Francis Constable - Drama

Drama

  • Constable's first registered publication was a drama, the first edition of Samuel Daniel's "pastoral tragicomedy" Hymen's Triumph (January 1615).

He published large numbers of plays,in which he was associated for some years with Humphrey Moseley.
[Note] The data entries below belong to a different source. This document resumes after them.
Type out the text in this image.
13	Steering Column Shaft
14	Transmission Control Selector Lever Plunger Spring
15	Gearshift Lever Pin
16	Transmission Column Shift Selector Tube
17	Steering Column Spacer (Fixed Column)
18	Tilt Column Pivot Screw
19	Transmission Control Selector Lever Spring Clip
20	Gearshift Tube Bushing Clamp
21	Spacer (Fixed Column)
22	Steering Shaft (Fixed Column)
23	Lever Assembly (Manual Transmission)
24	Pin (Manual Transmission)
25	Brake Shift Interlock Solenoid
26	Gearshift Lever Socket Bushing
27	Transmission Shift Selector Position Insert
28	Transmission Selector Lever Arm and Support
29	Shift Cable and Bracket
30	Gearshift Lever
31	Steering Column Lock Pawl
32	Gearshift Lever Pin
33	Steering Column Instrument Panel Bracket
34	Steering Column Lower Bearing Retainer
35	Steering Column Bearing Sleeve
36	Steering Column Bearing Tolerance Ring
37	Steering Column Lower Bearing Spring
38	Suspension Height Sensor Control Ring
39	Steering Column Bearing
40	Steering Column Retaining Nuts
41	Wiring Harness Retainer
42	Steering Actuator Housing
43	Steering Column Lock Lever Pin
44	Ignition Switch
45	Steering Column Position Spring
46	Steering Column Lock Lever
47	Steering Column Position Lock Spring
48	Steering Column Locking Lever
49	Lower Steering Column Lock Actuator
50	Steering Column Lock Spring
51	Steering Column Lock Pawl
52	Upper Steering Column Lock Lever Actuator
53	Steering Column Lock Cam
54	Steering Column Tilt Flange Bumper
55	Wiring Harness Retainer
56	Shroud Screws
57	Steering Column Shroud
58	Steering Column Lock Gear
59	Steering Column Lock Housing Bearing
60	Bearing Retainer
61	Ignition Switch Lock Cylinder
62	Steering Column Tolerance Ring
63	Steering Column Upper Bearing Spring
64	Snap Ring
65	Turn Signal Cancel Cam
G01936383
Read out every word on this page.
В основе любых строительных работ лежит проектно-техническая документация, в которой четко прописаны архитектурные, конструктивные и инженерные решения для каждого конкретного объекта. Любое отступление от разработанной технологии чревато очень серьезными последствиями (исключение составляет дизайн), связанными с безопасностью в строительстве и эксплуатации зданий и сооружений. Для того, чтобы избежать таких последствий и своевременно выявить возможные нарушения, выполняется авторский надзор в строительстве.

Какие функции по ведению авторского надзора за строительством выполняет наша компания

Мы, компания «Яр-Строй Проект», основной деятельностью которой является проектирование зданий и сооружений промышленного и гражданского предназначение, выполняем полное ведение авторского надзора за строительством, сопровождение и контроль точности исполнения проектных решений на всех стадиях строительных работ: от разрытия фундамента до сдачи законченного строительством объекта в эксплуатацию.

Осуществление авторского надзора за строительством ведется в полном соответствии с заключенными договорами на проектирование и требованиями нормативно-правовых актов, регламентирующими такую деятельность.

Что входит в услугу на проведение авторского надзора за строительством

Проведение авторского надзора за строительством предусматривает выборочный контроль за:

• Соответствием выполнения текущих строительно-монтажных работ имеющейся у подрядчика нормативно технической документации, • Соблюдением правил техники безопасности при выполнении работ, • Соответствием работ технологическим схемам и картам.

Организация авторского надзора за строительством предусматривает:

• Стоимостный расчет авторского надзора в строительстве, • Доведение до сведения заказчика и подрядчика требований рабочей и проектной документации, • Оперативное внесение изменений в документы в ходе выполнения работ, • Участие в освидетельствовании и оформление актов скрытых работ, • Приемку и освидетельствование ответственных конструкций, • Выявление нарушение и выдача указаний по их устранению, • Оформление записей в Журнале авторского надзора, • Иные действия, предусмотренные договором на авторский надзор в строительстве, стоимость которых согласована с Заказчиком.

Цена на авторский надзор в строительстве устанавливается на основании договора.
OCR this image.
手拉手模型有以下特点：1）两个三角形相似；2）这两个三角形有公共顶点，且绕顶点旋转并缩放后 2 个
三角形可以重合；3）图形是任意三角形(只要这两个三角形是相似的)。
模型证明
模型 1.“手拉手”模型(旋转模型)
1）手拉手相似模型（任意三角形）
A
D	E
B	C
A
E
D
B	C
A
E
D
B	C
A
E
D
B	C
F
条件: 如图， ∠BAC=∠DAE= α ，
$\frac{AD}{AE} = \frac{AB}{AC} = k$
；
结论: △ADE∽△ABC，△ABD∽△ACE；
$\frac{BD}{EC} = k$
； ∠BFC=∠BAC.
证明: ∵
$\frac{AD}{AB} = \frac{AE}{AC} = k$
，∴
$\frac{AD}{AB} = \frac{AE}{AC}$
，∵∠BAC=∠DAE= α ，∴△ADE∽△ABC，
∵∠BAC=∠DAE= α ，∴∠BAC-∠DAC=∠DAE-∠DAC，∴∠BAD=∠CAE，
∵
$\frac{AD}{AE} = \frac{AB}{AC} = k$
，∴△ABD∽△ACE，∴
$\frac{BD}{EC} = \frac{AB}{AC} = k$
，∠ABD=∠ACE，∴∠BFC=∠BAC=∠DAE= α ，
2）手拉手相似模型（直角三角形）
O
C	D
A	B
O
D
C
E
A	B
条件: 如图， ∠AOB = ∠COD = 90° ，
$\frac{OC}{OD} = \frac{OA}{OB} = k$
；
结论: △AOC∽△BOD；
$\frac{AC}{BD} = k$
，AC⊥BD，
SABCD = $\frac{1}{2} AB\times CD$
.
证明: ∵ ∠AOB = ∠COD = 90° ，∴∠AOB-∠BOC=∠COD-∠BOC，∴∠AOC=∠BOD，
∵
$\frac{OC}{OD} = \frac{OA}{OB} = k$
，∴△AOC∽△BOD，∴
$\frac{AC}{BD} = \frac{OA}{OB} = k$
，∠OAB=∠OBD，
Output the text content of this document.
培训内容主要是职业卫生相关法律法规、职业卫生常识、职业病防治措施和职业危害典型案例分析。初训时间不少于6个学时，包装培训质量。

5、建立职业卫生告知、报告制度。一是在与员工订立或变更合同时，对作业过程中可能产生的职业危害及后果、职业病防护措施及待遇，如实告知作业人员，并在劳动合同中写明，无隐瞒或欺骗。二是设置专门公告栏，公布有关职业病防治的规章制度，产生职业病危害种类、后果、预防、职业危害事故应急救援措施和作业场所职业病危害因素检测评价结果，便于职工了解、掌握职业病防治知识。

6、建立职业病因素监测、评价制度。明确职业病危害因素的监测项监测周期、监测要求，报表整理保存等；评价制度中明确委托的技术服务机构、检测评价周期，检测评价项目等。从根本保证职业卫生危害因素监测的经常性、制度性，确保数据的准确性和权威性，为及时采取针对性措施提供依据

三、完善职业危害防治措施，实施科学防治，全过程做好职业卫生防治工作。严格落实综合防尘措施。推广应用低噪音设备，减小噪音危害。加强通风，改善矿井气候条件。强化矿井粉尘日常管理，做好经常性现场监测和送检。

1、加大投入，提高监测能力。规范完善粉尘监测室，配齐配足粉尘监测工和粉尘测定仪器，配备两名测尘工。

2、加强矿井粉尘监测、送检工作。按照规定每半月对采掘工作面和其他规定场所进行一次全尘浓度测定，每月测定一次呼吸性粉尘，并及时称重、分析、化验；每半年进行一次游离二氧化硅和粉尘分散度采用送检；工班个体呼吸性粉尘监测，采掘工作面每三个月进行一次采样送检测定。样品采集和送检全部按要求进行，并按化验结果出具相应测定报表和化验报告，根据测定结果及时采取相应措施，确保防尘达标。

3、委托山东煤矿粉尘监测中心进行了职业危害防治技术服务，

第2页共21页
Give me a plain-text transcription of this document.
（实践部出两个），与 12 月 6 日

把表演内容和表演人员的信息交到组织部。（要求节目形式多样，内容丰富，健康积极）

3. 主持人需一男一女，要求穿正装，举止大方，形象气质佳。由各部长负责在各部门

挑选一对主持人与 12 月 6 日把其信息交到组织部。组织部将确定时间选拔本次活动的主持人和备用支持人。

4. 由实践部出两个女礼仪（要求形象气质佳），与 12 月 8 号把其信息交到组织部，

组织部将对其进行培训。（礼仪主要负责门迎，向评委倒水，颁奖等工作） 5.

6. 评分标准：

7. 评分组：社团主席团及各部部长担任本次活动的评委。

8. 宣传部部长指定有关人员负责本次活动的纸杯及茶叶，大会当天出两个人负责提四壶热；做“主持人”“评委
Among Constable's other publications in drama were:

  • the first quarto of Beaumont and Fletcher's The Maid's Tragedy, in partnership with stationer Richard Higgenbotham (1619);
    • the second quarto of the same play (1622);
  • Thomas Middleton's A Chaste Maid in Cheapside (1630);
  • Pathomachia (1630);
  • James Shirley's Love Tricks, as The School of Compliment (1631);
    • a second edition of the same play (1637);
  • Philip Massinger and Nathan Field's The Fatal Dowry (1632);
  • William Rowley's A New Wonder, a Woman Never Vexed (1632);
  • Richard Brome's The Antipodes (1640);
  • Brome's The Sparagus Garden (1640);
  • Henry Glapthorne's The Lady's Privilege (1640);
  • Glapthorne's Wit in a Constable (1640).

Constable worked with many London printers on these and other projects, including Richard and Thomas Cotes, Nicholas Okes and his son John Okes, and Elizabeth Allde, among others.